Ce texte prévoit des peines allant jusqu’à 25 ans de prison pour les intermédiaires ou les professionnels de santé impliqués, et même la perpétuité si l’une des personnes opérées meurt. Suffisant pour décourager ce trafic ? Abdel Rahman Shaheen, porte-parole du ministère de la Santé, l’espère : « On ne peut pas en être sûr à 100 %, mais avec la menace de 25 ans de prison, ceux qui violeront la loi y réfléchiront à deux fois ».
Définition de la mort
Cette criminalisation ne résoudrait pourtant pas la question du manque d’organes disponibles. C’est pourquoi le projet de loi propose en outre de légaliser le prélèvement sur cadavres.

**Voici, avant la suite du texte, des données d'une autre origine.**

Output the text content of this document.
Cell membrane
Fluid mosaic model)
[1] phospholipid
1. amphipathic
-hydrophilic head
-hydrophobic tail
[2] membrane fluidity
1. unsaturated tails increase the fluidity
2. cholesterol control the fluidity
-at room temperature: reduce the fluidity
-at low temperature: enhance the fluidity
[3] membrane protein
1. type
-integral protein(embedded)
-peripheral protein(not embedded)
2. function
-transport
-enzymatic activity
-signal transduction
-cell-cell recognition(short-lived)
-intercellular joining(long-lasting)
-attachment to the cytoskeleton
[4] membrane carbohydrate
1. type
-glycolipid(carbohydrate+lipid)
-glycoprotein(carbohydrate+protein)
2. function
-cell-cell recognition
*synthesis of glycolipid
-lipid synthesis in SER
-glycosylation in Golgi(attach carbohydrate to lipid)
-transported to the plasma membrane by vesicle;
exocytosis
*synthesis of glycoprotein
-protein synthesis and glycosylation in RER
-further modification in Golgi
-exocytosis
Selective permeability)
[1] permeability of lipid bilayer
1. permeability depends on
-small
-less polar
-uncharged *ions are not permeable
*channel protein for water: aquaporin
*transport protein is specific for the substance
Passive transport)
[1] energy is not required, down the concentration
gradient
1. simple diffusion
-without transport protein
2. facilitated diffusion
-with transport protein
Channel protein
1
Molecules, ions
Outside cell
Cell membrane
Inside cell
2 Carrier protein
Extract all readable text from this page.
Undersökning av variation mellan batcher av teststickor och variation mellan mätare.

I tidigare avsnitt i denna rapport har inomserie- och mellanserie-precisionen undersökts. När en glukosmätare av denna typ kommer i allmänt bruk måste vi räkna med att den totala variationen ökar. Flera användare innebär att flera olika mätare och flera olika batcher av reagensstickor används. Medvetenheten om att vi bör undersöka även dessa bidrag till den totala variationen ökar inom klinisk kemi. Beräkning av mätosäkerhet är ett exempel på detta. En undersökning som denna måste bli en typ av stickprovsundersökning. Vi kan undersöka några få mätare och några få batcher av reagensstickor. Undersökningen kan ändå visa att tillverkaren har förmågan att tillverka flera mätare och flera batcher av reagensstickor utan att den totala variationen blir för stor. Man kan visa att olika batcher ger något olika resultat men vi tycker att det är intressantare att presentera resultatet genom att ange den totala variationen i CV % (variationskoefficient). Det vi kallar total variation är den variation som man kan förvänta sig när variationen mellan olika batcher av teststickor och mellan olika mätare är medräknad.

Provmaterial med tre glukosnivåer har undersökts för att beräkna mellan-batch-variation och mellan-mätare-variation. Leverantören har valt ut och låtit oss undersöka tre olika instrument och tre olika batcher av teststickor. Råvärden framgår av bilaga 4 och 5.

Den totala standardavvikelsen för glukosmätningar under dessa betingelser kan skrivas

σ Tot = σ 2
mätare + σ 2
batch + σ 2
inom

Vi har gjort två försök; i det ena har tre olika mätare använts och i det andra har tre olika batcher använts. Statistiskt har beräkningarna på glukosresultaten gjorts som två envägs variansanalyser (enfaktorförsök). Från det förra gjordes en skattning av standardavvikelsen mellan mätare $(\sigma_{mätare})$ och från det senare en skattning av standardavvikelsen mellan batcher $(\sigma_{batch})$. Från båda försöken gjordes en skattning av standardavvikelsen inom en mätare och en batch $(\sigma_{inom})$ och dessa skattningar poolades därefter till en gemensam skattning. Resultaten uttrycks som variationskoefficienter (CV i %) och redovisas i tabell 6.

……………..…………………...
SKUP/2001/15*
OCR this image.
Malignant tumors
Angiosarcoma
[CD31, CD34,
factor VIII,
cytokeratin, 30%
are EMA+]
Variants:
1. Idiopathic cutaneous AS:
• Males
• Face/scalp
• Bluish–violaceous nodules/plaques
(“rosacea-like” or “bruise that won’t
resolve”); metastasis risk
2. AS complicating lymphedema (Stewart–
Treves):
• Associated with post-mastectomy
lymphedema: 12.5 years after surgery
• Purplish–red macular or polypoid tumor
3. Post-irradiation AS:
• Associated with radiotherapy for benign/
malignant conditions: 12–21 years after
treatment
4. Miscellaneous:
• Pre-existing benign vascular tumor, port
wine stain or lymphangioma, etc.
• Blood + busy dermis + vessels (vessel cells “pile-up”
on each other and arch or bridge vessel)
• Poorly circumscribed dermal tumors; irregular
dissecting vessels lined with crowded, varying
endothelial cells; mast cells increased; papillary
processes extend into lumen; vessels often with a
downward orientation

Mais jusqu’alors, c’est sur cette question qu’ont buté toutes les tentatives de régulation, en raison d’objections religieuses sur la définition de la mort et sur l’atteinte à l’intégrité du corps d’un défunt. « Le prélèvement doit s’effectuer sur des personnes en état de mort cérébrale. Or la croyance selon laquelle la mort se définit par l’arrêt du cœur demeure très ancrée », observe Hamdy El-Sayed. Les responsables religieux ont pourtant donné leur feu vert. L’Eglise copte comme les autorités musulmanes officielles admettent désormais ces prélèvements. « Le Cheikh d’Al-Azhar l’a répété récemment à plusieurs reprises : la définition de la mort relève de la compétence des médecins, pas des religieux », souligne le président du Syndicat des médecins. Qui martèle en outre que d’autres pays musulmans, comme l’Arabie Saoudite, ont déjà légiféré sur ce sujet. Pourtant, au printemps, le débat s’est encore enlisé autour de cette question. Et déjà, à la veille de l’ouverture de la nouvelle session parlementaire, des voix discordantes se font à nouveau jour dans la presse égyptienne. Rien n’est encore réglé.